Some beaches in Hancock County have closed while front-end loaders and workers in hazmat suits slowly collect the bloated, rotting carcasses of dead nutria, known as swamp rats, the Associated Press says. In Harrison County, crews collected and removed nearly 16 tons of dead animals from beaches over the weekend, and local officials said they were still washing ashore today or floating on the Gulf of Mexico surface.
The Sun Herald reports that a federal contractor, U.S. Environmental Services, is handling the cleanup of an estimated 16,000 to 18,000 dead nutria and other animals killed by the storm. The carcasses are being dumped in a landfill rated for household garbage.
The stinking, stomach-churning work has proved too much for some; a half-dozen crews quit Sunday morning, the paper says.

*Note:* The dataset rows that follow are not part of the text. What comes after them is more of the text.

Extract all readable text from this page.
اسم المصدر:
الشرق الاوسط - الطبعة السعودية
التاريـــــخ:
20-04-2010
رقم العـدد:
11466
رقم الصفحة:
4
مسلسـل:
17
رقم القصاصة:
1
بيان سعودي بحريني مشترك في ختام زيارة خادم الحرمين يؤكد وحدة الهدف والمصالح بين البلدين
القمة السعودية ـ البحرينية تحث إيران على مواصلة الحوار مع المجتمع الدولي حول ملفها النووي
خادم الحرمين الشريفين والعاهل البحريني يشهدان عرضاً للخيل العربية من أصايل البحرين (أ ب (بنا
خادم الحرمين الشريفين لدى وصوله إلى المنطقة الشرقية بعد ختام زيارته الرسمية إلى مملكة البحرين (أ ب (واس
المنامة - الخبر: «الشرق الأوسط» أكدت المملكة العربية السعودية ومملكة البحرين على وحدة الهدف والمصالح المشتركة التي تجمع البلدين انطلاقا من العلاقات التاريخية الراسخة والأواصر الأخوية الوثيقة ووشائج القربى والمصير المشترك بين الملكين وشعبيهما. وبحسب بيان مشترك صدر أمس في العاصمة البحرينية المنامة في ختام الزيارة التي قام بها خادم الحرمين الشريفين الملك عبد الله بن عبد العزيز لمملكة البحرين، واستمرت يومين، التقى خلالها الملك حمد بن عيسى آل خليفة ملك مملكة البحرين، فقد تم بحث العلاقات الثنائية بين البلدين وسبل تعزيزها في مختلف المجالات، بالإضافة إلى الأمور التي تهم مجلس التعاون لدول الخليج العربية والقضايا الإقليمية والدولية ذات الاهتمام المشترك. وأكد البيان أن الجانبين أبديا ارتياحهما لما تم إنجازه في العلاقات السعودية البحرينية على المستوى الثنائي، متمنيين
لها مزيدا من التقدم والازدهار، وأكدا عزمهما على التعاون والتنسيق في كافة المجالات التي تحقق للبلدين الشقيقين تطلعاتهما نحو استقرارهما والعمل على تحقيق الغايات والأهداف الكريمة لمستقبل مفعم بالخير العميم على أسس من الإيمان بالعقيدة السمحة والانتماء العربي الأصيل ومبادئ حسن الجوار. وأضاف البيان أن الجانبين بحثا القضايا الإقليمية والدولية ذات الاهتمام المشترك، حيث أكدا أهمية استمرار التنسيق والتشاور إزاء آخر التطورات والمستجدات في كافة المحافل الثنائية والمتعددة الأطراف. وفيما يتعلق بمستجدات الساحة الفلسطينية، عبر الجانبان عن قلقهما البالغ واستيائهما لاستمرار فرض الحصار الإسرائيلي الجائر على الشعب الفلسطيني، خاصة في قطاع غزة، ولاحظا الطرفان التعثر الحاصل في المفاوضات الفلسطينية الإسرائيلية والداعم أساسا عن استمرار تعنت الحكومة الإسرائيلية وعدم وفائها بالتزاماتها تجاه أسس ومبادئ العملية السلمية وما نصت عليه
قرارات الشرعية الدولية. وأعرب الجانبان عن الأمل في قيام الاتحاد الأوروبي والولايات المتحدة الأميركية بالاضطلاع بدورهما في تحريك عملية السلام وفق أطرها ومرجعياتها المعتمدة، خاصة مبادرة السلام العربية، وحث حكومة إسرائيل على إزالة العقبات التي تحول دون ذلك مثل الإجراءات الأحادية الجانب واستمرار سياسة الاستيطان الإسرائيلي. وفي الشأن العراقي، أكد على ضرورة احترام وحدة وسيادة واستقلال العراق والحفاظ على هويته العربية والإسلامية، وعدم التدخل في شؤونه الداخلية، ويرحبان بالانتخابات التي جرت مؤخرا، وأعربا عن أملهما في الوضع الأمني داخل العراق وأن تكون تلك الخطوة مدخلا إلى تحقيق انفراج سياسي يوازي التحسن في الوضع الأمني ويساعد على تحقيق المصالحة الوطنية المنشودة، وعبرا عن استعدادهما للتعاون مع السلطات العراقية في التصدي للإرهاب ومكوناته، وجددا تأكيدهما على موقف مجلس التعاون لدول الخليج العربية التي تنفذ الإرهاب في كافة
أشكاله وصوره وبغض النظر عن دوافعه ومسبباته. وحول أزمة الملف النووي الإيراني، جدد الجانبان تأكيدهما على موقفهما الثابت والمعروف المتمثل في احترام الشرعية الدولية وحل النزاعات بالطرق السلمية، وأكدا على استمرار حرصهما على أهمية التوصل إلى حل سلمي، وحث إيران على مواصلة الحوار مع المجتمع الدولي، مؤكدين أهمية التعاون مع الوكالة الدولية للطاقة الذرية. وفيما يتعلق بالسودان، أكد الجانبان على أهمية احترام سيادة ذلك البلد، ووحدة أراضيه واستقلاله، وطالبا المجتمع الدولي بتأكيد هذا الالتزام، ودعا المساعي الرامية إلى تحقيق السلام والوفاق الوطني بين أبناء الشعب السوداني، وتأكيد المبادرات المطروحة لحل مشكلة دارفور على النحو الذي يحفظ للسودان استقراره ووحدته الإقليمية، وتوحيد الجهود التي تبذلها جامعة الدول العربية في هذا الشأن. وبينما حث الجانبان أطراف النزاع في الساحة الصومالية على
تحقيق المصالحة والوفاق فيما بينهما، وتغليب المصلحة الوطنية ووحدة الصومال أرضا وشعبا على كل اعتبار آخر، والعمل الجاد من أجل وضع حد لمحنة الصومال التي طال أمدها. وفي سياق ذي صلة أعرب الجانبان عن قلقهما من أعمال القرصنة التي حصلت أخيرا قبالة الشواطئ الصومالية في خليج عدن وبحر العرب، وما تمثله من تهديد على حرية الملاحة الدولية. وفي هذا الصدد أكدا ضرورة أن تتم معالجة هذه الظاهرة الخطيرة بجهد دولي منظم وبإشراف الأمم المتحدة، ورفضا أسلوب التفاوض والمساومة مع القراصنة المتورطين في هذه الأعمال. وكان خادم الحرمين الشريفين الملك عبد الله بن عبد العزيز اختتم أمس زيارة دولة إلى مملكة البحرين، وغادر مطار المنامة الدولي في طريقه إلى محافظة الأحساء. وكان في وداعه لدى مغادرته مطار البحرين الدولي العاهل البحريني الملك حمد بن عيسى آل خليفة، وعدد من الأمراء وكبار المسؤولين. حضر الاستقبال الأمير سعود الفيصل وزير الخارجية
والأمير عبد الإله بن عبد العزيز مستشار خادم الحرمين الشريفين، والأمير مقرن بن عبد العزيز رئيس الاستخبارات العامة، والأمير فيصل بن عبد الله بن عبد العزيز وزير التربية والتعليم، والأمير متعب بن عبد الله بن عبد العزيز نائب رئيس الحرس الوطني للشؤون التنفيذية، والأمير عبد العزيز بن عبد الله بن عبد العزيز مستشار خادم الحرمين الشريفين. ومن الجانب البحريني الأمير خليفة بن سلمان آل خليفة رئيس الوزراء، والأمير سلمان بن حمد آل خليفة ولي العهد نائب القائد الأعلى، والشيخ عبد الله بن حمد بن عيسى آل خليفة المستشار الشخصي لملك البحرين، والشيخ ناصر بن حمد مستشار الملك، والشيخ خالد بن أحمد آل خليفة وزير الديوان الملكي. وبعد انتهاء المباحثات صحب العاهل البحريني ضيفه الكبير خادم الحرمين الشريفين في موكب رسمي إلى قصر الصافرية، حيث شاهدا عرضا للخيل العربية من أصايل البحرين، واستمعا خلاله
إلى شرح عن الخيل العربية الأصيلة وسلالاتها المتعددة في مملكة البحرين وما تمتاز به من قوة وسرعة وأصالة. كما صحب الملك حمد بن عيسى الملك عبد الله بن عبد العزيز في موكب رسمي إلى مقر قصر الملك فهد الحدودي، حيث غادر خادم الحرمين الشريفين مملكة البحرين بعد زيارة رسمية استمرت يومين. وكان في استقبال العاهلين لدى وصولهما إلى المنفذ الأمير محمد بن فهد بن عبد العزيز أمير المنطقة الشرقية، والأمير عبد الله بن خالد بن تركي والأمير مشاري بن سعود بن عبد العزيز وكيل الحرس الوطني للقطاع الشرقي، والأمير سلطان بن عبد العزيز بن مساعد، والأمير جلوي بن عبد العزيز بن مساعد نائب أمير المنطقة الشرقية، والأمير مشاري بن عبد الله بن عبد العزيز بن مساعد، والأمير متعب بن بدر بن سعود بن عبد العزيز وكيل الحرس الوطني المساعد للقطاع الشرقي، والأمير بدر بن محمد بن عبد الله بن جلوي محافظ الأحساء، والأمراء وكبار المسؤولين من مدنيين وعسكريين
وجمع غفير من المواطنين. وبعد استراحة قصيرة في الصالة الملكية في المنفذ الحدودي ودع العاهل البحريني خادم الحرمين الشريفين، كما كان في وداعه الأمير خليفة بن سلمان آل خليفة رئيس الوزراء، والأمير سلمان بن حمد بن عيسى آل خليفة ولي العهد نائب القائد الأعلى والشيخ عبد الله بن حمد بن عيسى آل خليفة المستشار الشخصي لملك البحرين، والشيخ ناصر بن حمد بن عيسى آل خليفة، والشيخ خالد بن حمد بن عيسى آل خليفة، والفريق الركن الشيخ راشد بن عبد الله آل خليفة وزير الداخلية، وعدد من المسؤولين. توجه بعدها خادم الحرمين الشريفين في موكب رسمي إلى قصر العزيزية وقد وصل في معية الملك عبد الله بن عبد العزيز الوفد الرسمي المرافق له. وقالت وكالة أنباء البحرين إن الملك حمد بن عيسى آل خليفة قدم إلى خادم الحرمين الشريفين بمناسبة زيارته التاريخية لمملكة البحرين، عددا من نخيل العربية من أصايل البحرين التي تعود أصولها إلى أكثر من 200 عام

"They're separating the bodies from the grass and piling them up," said Hancock County Supervisor David Yarborough. "They have equipment today. It's moving. "But it's only getting worse. As they're picking them up, they're busting open."
"That's the reason I wouldn't even attempt this with county people," he added. "You really should be certified and trained in hazardous waste."
County crews attempted a similar cleanup after Hurricane Gustav, "and we had people getting sick; wound up buying everybody's clothes. Our people just aren't trained for this," Yarborough said, endorsing the federal government's role in such work.
The rodents began washing up Friday.
The web-footed nutria, which are considered a pest along the Gulf Coast, are native to South America but arrived in the United States in the 1930s. They are prolific breeders: A female averages about five babies per litter, can deliver up to 13 at a time and can have up to three litters per year.